Nissan cuts the price of its all-electric Leaf by $6,000, Time reports.
All wall panels will be removed from Boston’s Callahan Tunnel, NECN reports.
CRIMINAL JUSTICE
US Attorney Carmen Ortiz broke her silence on the Aaron Swartz case, issuing a statement late last night defending her office’s handling of the prosecution of the 26-year-old Internet activist who committed suicide last Friday. Globe columnist Joan Vennochi offers a defense of Ortiz and wonders whether Swartz’s lawyer provided him with the best advice. Greater Boston looks at the ongoing “blame game” surrounding Swartz. Dan Kennedy applauds the Globe’s tougher coverage of Ortiz.

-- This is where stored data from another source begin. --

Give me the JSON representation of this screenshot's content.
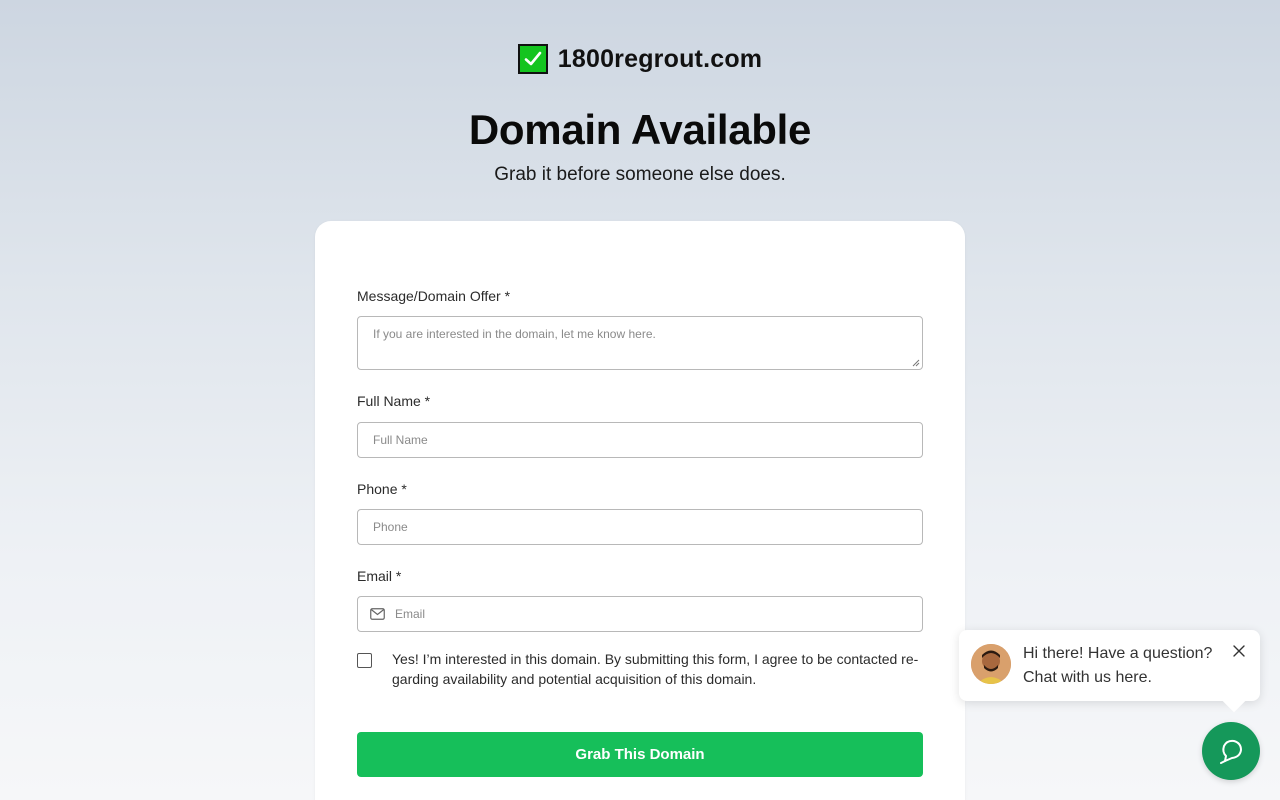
{
  "brand": {
    "domain": "1800regrout.com",
    "icon": "check-mark-icon"
  },
  "hero": {
    "headline": "Domain Available",
    "subline": "Grab it before someone else does."
  },
  "form": {
    "message": {
      "label": "Message/Domain Offer *",
      "placeholder": "If you are interested in the domain, let me know here."
    },
    "full_name": {
      "label": "Full Name *",
      "placeholder": "Full Name"
    },
    "phone": {
      "label": "Phone *",
      "placeholder": "Phone"
    },
    "email": {
      "label": "Email *",
      "placeholder": "Email",
      "icon": "envelope-icon"
    },
    "consent": {
      "checked": false,
      "text": "Yes! I’m interested in this domain. By submitting this form, I agree to be contacted re­garding availability and potential acquisition of this domain."
    },
    "submit_label": "Grab This Domain"
  },
  "chat": {
    "line1": "Hi there! Have a question?",
    "line2": "Chat with us here.",
    "close_icon": "close-icon",
    "launcher_icon": "chat-icon"
  },
  "colors": {
    "accent": "#16bf5a",
    "launcher": "#15985a",
    "check": "#14c41f"
  }
}
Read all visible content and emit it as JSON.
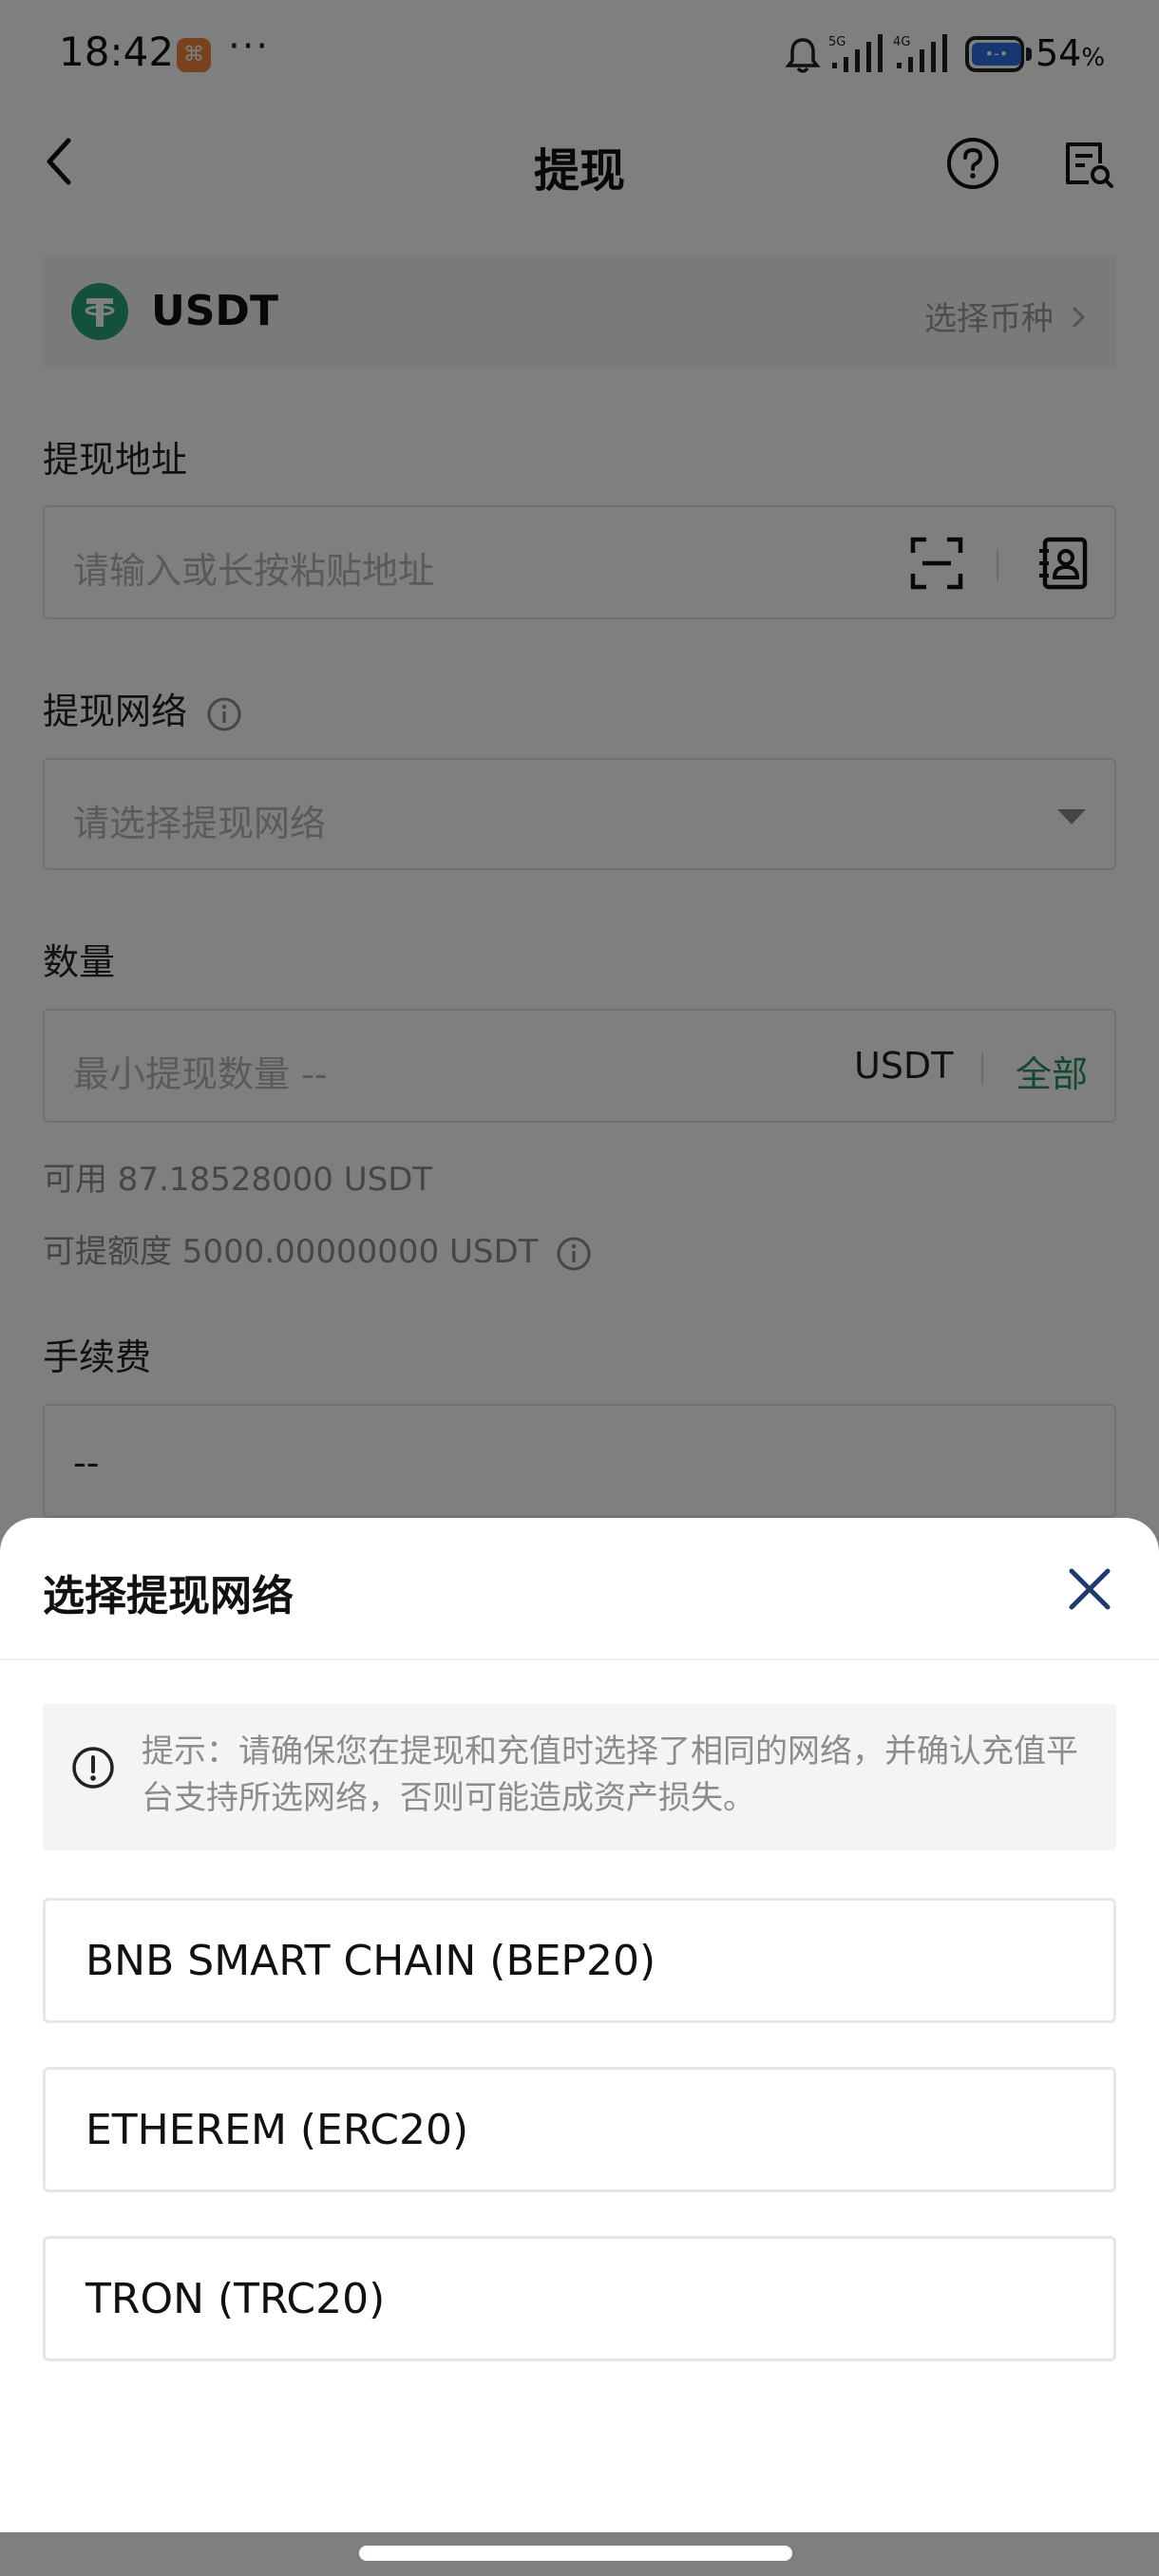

A clerk magistrate declined to bring charges against prominent defense attorney Tracy Miner after a show cause hearing for violating the social host law when police said she held a raucous drinking party for her teen daughter and her friends at her Scituate home.
A student charged with credit card fraud gets off when it is discovered the card he had allegedly stolen was actually a debit card and not covered by the law, the Salem News reports.
MEDIA
Deadspin.com’s devastating story about Notre Dame football star Manti Te’o’s dead girlfriend hoax.
The Globe’s Joseph Kahn asks what big-time liars like Lance Armstrong were possibly thinking.